Collaborating to Protect Cultural Heritage: ARCH Kicks Off First Mutual Learning Workshop

31 March 2021

Collaborating to Protect Cultural Heritage: ARCH Kicks Off First Mutual Learning Workshop

This month marked the first ARCH Mutual Learning Workshop, a landmark moment for the ARCH project as it cultivates a cooperative network of cities interested in boosting the resilience of their historic areas. The first workshop kick-started the process of knowledge sharing between Foundation Cities, or cities in the initial ARCH consortium (Bratislava, Camerino, Hamburg, and Valencia) and a broad-reaching new cohort of Keystone Cities, which includes: Alba, Italy; Appignano del Tronto, Italy; Augsburg, Germany; Cannes, France (TBC); Liverpool, UK; Maribor, Slovenia; Regensburg, Germany; Rhodes, Greece; Thessaloniki, Greece; Warsaw, Poland; Zadar, Croatia; and Zaragoza, Spain. What brought all of these cities together is a shared interest in better protecting their historic areas from natural hazards, especially those posed by climate change.

The session kicked off with a plenary session on the work of ARCH so far, demonstrating how ARCH fills the gap between heritage management and local action on climate adaptation. Next, participants dug into their common challenges together: Each Foundation City was matched with Keystone Cities that reflect shared traits, like proximity to a body of water or heightened risk of earthquakes. These clustered groups took part in targeted breakout discussions, sharing experiences and best practices while deepening their understanding of one another’s unique historic areas and challenges.

Breakout discussions quickly turned to what each of the participating cities see as priorities for enhancing resilience: In the session led by Hamburg, participants shared insights regarding shared risks like tidal and river flooding. The breakout group led by Camerino, meanwhile, stressed the importance of themes like social resilience and the need for awareness-raising around the vulnerability of historic buildings. In the group led by Bratislava, which was in large part driven by common hydrological risks, participants outlined potential approaches like stakeholder engagement, creation of advisory bodies, and the provision of decision support for policymakers. Valencia’s breakout group touched on themes like opportunities within agricultural policy and challenges with air pollution. Each of these clustered discussions was an opportunity to collaboratively explore the landscape of city-level solutions.

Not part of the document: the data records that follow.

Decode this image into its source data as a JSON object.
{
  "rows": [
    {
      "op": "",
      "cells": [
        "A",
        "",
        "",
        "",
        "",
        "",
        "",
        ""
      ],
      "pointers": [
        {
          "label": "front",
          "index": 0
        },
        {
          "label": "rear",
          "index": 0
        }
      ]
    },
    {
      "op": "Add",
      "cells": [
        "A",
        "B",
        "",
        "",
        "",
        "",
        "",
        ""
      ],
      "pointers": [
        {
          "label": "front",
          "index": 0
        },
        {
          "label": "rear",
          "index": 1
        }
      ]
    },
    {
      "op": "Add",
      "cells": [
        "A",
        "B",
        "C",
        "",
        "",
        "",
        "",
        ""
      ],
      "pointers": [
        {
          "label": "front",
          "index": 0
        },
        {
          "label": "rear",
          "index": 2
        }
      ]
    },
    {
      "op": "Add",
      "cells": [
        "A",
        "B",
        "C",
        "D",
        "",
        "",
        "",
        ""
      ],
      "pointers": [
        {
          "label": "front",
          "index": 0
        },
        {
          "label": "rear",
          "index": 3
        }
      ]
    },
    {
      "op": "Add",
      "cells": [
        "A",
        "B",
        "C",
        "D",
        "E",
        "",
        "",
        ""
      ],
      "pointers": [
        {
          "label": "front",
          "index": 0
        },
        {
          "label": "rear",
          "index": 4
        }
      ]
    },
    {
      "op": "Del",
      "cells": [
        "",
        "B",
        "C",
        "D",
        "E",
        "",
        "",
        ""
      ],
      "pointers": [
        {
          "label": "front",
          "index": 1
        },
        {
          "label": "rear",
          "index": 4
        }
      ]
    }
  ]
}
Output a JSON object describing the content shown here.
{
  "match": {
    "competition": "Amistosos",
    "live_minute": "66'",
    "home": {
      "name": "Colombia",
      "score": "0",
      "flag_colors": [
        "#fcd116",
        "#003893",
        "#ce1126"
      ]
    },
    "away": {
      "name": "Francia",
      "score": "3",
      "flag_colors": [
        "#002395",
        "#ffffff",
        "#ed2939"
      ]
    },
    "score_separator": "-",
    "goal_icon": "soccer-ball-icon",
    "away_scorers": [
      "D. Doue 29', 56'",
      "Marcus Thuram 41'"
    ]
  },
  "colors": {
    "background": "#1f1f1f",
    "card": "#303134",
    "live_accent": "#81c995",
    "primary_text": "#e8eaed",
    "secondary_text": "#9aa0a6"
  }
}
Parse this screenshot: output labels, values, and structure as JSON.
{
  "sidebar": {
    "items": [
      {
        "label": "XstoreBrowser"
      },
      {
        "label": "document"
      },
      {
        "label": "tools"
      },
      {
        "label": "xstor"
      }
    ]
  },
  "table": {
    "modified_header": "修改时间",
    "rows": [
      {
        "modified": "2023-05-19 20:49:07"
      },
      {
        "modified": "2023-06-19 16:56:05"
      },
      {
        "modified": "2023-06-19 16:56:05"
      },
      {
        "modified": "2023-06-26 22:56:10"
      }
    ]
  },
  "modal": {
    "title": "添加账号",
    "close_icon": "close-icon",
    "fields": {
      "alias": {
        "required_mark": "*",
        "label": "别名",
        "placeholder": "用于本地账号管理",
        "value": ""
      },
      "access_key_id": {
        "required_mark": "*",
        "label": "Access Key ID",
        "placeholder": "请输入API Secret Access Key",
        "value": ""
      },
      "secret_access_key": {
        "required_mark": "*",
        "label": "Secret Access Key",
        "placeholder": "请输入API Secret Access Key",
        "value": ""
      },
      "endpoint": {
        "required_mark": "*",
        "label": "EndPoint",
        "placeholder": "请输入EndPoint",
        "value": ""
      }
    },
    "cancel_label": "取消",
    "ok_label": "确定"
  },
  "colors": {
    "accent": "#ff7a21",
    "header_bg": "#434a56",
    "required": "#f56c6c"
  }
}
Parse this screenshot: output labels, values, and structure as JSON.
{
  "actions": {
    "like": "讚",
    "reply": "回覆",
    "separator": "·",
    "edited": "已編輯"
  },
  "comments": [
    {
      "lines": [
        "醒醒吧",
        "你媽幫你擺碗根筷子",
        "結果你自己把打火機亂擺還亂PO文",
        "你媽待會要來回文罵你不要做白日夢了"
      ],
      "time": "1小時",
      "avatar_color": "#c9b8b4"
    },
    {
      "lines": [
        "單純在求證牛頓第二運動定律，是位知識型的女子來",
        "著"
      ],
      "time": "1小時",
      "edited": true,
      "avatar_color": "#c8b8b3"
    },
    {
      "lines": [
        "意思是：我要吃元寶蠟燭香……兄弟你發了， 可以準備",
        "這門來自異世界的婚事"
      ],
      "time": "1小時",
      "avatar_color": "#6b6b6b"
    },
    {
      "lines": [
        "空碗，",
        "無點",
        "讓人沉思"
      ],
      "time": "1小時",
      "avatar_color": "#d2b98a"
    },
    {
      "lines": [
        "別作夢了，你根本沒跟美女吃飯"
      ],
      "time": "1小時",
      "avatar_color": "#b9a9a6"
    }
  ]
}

This workshop is the first in a series; part of the innovative Mutual Learning Framework driving robust collaboration between cities as they embark on their journey to enhanced resilience. This framework will also help with the testing and sharing of ARCH tools and solutions, ensuring that they are accessible and well-suited to meet the needs of cities in a variety of contexts. The Mutual Learning Framework is a step toward meaningful knowledge sharing among cities looking to make their historic areas more resilient.